U.S. tops world in health care spending; results lag

PARIS — The United States ranks near the bottom in life expectancy among wealthy nations despite spending more than double per person on health care than the industrialized world’s average, an economic group said today.

Life expectancy at birth in the U.S. was 78.1 years in 2007, according to the Organization for Economic Cooperation and Development.

That’s a year less than the OECD average of 79.1, and puts the U.S. just ahead of the Czech Republic, Poland and Mexico, where spending on health care is many times less per person, the Paris-based organization said in its latest survey of health trends among its 30 rich member countries.

Total U.S. spending on health care was $7,290 a person in 2007, nearly two-and-a-half times the OECD average of $2,984. The figures include spending by both individuals and governments.

“It suggests that the U.S. is not getting great value for its health spending, in terms of life expectancy,” Gaetan Lafortune, one of the report’s co-authors said.

He said the U.S. needs to look “closely at spending that has little or no value in terms of improved health.”

“Life expectancy is only partly driven by how a country’s health care system performs,” Lafortune said.

Outside factors such as the country’s higher rates of obesity and violent death, as well as mishandling of chronic conditions leading to avoidable hospital stays, play a bigger role in life expectancy rates than health care spending, Lafortune said.

Spending on health care in the U.S. grew more quickly between 1997 and 2007 than in France, Italy, Germany and Spain, averaging 3.4 percent annually over the period.

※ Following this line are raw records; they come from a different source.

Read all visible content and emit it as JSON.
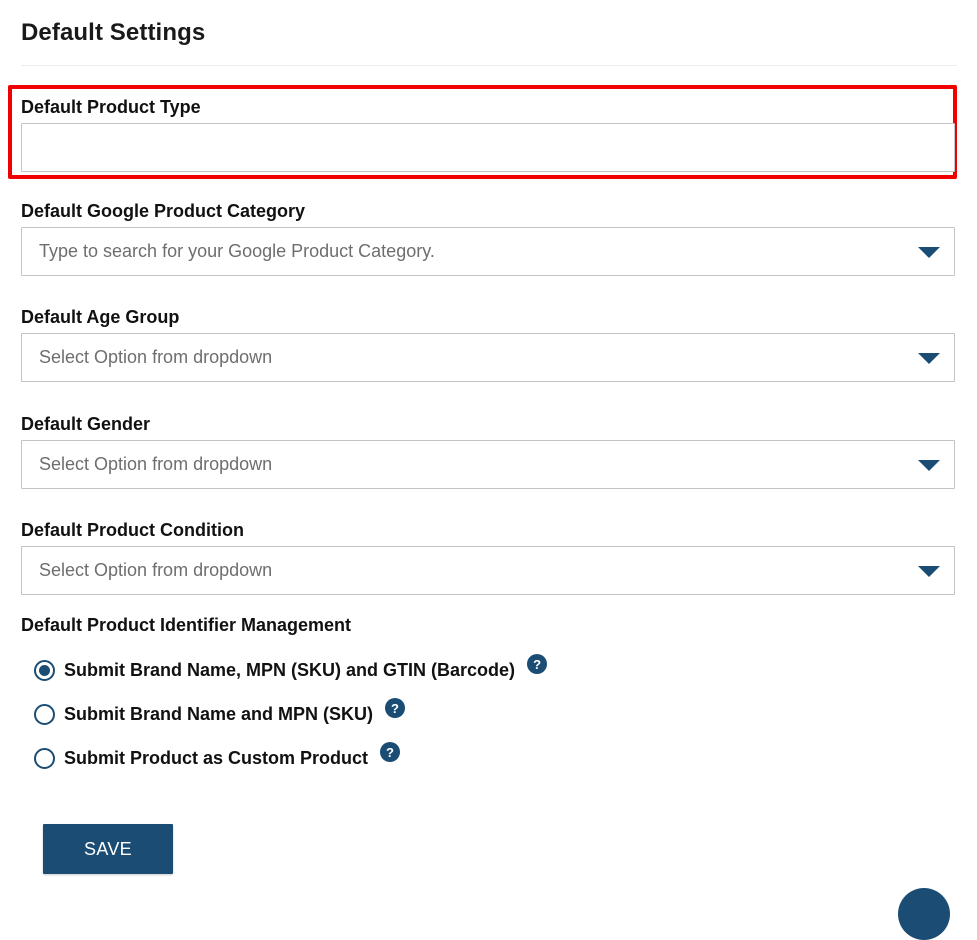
{
  "page": {
    "title": "Default Settings"
  },
  "fields": {
    "product_type": {
      "label": "Default Product Type",
      "value": "",
      "placeholder": ""
    },
    "google_category": {
      "label": "Default Google Product Category",
      "placeholder": "Type to search for your Google Product Category."
    },
    "age_group": {
      "label": "Default Age Group",
      "placeholder": "Select Option from dropdown"
    },
    "gender": {
      "label": "Default Gender",
      "placeholder": "Select Option from dropdown"
    },
    "condition": {
      "label": "Default Product Condition",
      "placeholder": "Select Option from dropdown"
    }
  },
  "identifier": {
    "label": "Default Product Identifier Management",
    "options": [
      {
        "label": "Submit Brand Name, MPN (SKU) and GTIN (Barcode)",
        "checked": true
      },
      {
        "label": "Submit Brand Name and MPN (SKU)",
        "checked": false
      },
      {
        "label": "Submit Product as Custom Product",
        "checked": false
      }
    ],
    "help_glyph": "?"
  },
  "actions": {
    "save_label": "SAVE"
  },
  "icons": {
    "dropdown": "chevron-down-icon",
    "help": "help-icon"
  },
  "colors": {
    "primary": "#1b4d74",
    "highlight": "#f00000"
  }
}
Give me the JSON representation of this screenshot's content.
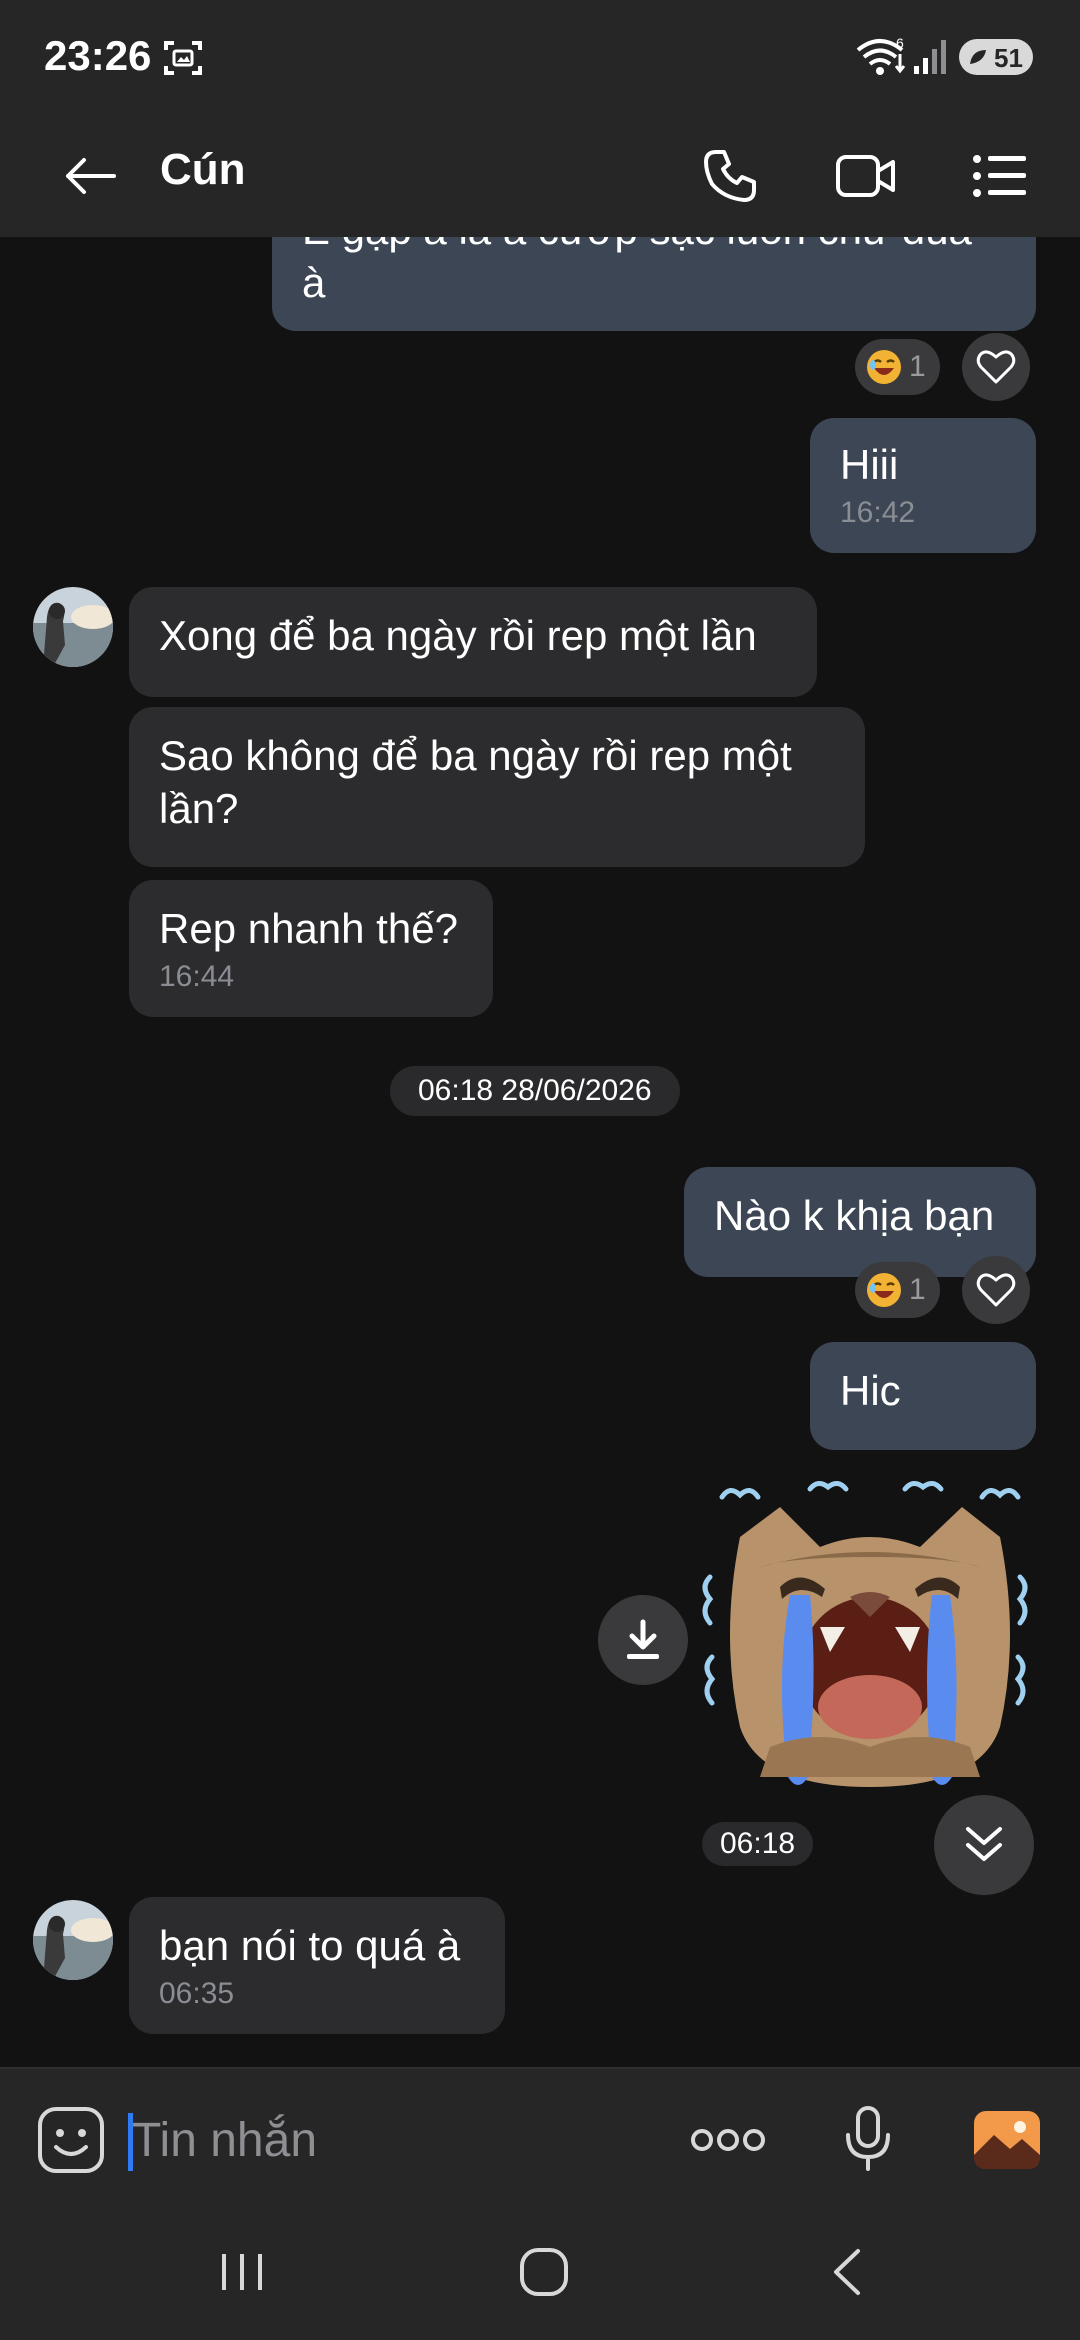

The U.S. growth rate was still below the OECD average of 4.1 percent.

The U.S. far outspent the next biggest health care spenders, Norway and Switzerland, despite the fact that those countries’ life expectancies are two to four years longer, according to the report.

The report notes that, in addition to the U.S., Denmark and Hungary also have lower life expectancies than would be predicted by their relative wealth and levels of health care spending.

On the other hand, the Japanese and the Spanish live longer on average than their national income and their health care spending would predict.
The U.S. also underperforms other rich countries in the health of its youngest.

U.S. infant mortality, at 6.7 deaths per 1,000 live births, was well above the OECD average of 3.9 in 2007. Only Mexico and Turkey had worse rates of infant mortality. In Luxembourg, the top performer, the infant mortality rate was only 1.8.

The report noted that research suggests many factors beyond the quality of a country’s health system, such as income inequality and individual lifestyles and attitudes, influence infant mortality rates.

Per capita spending on pharmaceuticals rose by almost 50 percent over the last 10 years in OECD countries, reaching a total of $650 billion in 2007. The U.S. was the world’s biggest spender on pharmaceuticals, spending $878 per person, with Canada next at $691 per person and the OECD average at $461.

The report was released as the U.S. Senate is considering a health care overhaul promised by President Barack Obama during his presidential campaign.